Soulmarked by David Estes is book three of five in his Fatemarked epic series. I’m glad in a way to make it past the halfway mark of this series. With two more books to go, things are bound to get more hectic and Soulmarked delivers a nice calm before the storm moment. There’s definitely cracks in the armor but I’m determined to see things through to the end at this point. There’s no turning back now! What I found concerning in book three is how little I cared about characters on one side of the story vs the other. Although there are a lot of characters the author has to juggle with, it seems very apparent how some just seems more fine tuned than others. This obviously is true for many epic stories where there are many characters that needs keeping track of as a reader but I’m starting to feel a bit fatigued by some of them here.
It really does seem hard to write a review where I’m reading the books in a series one after another. Things basically happen and the story moves a long. Soulmarked and the next two books in the series is a lot longer than the first two. I very wanted to see how the author would handle this task of what I’d assume is “extra work”. Being the title is Soulmarked, one would have expected the author to put a little more emphasis on the new fatemarked character. That is not to be however. In a way I’m a little glad because I put Lisbeth in the character pile in which I don’t really care for at the moment. What I found is that I cared less about the first half of the book which involved characters of Tarin, Annise, Lisbeth and Rhea. I felt their magic has started to fizzle out. The author needed to stop reminding us of things that happened in the past every time a character is in the spotlight. For example, we don’t need to be reminded of how Rhea is a “changed” woman each and every single time.
I’ve realized that up until now, I don’t believe I’ve encountered any real plot twister that excited me. Maybe the author isn’t one to rely on these. Maybe he doesn’t feel the need to randomly kill off a character just because he feels like it. There could be a lot of maybe’s but I desperately wanted some moments where the author took the plot or characters and do something that would be unexpected. Something that would catch me off guard and by surprise. I did find some satisfaction though that the story of Grey Arris and his sister Shae finally has time to shine and it was a fairly good one. It’s funny how I didn’t care for them in the first two books but now find myself wanting to read more about them and now not so much caring for the others that I did care about in the beginning. If I didn’t find myself interested in the north and west as much, I was at least more captivated with the story regarding the south and east. The story with Jai, Falcon, Raven and Roan is more interesting at this point than with the other two kingdoms.
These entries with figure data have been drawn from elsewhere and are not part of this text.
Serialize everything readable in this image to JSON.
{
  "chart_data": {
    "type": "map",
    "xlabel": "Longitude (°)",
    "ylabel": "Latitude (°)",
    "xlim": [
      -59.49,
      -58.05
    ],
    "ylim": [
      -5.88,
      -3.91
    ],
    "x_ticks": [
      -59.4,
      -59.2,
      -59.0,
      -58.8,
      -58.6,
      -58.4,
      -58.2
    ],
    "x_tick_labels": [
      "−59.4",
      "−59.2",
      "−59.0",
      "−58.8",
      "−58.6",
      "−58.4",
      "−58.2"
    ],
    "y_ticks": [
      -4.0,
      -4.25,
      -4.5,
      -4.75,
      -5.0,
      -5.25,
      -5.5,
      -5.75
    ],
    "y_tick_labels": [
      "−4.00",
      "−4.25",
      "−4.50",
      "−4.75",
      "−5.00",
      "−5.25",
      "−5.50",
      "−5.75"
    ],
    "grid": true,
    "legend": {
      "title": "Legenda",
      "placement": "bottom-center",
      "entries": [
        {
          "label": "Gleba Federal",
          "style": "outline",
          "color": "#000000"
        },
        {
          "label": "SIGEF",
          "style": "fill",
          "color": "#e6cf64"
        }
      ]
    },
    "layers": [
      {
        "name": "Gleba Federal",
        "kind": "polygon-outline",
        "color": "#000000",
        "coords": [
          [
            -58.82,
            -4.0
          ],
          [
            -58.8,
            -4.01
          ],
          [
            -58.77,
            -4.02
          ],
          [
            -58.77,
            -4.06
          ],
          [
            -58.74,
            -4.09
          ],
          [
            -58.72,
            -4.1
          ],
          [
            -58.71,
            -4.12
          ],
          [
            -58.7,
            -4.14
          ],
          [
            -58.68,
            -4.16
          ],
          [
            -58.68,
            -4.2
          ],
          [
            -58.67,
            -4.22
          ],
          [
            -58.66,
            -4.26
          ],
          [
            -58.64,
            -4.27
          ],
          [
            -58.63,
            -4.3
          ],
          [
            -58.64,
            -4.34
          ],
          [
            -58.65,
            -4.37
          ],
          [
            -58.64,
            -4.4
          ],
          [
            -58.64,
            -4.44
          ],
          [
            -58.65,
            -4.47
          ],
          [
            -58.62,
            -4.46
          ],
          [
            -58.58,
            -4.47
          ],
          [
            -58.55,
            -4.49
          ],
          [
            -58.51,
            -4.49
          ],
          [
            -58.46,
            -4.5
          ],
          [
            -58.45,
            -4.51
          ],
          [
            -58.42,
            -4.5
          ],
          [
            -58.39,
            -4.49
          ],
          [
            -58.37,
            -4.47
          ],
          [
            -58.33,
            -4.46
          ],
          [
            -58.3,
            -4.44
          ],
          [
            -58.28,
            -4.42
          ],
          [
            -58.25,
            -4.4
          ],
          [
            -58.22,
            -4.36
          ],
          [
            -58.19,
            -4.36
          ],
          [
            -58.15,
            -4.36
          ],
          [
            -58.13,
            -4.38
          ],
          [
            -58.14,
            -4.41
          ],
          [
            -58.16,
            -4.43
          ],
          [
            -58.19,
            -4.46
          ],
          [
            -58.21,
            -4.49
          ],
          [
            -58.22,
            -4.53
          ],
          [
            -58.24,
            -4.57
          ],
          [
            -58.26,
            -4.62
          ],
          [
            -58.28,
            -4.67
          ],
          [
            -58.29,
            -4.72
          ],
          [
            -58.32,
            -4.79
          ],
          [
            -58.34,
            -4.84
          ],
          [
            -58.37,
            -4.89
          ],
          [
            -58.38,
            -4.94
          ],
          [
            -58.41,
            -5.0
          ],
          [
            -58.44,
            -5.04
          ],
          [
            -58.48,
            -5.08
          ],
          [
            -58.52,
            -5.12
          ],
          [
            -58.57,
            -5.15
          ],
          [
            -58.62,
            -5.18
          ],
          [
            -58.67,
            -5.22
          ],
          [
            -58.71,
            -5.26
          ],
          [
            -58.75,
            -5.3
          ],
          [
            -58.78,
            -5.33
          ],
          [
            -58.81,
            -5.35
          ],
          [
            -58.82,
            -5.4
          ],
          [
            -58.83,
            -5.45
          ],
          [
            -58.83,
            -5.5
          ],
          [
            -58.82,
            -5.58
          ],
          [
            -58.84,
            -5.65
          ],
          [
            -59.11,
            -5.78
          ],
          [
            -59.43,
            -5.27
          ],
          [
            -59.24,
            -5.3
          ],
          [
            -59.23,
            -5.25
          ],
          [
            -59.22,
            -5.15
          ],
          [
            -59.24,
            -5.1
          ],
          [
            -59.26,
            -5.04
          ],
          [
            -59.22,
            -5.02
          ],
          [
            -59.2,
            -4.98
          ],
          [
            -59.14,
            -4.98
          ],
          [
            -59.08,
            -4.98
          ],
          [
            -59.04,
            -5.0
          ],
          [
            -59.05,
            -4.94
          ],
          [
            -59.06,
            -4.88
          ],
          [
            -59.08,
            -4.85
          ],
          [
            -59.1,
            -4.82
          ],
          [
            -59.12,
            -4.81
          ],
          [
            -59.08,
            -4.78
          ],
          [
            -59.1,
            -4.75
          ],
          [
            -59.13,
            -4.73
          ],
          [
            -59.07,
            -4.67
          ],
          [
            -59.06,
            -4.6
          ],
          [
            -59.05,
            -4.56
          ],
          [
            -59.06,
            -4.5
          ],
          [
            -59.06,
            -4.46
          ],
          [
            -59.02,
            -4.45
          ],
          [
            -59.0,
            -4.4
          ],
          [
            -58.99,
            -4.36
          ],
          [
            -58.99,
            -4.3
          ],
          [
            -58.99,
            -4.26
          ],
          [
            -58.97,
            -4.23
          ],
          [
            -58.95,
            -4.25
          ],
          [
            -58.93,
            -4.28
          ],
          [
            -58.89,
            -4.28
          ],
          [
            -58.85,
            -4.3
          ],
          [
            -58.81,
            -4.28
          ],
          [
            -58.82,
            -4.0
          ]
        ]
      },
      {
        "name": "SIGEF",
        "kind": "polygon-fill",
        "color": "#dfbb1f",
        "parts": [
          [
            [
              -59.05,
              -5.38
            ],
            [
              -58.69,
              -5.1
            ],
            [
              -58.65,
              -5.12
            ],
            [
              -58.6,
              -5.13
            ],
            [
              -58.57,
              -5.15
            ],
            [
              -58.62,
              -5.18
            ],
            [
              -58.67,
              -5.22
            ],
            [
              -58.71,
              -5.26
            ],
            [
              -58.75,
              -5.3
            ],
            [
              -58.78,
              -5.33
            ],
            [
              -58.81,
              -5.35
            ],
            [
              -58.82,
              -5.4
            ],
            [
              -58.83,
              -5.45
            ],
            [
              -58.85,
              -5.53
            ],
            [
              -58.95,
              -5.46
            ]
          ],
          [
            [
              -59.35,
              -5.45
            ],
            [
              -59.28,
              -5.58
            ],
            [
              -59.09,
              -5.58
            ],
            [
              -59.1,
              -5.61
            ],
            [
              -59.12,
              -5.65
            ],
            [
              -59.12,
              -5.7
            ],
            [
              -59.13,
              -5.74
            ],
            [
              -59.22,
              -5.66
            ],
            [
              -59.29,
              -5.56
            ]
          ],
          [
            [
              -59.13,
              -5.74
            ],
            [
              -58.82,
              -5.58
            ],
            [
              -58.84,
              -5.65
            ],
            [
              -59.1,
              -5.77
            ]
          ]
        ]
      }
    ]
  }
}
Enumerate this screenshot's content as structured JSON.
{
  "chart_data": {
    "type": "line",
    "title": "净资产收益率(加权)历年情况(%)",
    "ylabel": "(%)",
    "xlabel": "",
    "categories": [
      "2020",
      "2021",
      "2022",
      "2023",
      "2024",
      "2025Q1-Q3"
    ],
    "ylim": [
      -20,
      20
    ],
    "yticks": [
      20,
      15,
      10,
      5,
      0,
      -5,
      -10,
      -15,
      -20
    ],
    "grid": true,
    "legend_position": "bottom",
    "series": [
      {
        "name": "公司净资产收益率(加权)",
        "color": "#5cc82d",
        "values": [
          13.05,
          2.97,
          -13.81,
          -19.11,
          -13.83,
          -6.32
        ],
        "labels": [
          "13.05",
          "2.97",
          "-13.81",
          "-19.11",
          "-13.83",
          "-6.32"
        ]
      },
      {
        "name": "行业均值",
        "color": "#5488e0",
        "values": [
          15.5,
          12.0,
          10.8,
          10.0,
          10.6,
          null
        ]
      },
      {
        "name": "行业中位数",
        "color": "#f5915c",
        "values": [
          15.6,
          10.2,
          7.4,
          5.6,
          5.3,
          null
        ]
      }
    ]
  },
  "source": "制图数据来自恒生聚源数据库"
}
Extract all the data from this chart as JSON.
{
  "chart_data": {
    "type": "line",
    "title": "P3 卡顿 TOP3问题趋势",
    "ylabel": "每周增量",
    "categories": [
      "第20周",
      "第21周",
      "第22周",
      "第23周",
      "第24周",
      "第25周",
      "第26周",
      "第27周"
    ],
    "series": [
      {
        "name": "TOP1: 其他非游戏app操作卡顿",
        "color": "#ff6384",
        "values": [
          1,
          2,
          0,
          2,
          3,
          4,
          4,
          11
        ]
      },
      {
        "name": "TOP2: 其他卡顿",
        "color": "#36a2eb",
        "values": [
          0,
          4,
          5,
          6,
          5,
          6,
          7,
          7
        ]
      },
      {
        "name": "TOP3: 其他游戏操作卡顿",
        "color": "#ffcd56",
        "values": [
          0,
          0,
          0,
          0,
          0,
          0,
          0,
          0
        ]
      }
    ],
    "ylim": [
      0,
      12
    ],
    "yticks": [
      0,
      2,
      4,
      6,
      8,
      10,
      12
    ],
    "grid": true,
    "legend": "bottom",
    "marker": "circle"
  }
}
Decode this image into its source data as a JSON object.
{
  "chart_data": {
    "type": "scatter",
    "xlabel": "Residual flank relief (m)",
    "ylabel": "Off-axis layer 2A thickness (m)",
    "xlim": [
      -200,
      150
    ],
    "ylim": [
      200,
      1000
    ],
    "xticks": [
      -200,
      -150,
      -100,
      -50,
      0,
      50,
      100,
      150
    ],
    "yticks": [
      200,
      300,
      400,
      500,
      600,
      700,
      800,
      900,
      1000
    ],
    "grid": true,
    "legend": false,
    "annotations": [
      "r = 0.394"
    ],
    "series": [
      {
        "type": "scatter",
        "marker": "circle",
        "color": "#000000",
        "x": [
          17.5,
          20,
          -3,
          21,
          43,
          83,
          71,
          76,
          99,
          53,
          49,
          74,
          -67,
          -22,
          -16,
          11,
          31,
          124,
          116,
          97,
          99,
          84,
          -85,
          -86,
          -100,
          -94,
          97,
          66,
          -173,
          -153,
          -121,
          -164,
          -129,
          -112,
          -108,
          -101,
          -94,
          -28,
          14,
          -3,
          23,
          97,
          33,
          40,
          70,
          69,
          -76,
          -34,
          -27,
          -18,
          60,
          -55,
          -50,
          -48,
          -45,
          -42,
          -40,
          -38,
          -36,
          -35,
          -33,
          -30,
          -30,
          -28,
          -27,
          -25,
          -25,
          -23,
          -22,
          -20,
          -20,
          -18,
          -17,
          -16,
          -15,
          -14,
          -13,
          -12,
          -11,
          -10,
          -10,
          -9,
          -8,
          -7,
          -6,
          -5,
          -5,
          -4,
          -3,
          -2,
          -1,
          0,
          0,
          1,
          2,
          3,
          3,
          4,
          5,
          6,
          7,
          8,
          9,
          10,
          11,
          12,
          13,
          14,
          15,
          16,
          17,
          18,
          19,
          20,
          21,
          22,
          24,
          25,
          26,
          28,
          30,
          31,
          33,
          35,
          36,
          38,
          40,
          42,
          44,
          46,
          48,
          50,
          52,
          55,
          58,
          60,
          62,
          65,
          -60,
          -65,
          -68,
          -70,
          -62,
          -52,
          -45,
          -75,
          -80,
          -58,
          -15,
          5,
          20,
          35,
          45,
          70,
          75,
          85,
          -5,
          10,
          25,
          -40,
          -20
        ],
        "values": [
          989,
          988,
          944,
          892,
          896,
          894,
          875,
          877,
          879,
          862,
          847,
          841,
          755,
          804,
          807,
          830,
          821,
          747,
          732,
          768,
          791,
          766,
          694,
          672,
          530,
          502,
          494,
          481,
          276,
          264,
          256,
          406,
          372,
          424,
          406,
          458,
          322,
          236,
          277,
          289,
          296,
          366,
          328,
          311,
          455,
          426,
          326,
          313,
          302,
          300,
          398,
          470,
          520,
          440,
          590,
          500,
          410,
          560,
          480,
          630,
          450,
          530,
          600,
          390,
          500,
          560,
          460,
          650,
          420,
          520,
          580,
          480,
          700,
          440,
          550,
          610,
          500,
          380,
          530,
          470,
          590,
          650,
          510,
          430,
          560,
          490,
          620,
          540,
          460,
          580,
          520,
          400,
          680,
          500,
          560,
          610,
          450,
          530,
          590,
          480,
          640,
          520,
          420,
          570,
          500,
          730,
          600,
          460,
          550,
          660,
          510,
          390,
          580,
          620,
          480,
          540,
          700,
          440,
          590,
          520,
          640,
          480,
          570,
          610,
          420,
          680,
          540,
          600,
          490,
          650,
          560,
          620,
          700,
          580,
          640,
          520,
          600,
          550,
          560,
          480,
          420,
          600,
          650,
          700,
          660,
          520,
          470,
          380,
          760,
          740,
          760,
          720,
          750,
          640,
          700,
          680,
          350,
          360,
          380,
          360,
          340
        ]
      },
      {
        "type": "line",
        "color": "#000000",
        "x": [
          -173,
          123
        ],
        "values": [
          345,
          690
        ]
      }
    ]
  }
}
What I should be saying is that I’m just ready for all the characters to just meet up and do what they were meant to do. I definitely hope the author wouldn’t hold out until book five. For now, the story chugs along. The characters learn a good deal about themselves along with their worth and those around them. Each will have doubts about what their destiny is meant to be. Each will believe that their actions is just. Each will have their own opinion on whether peace can truly be forged throughout the Four Kingdoms.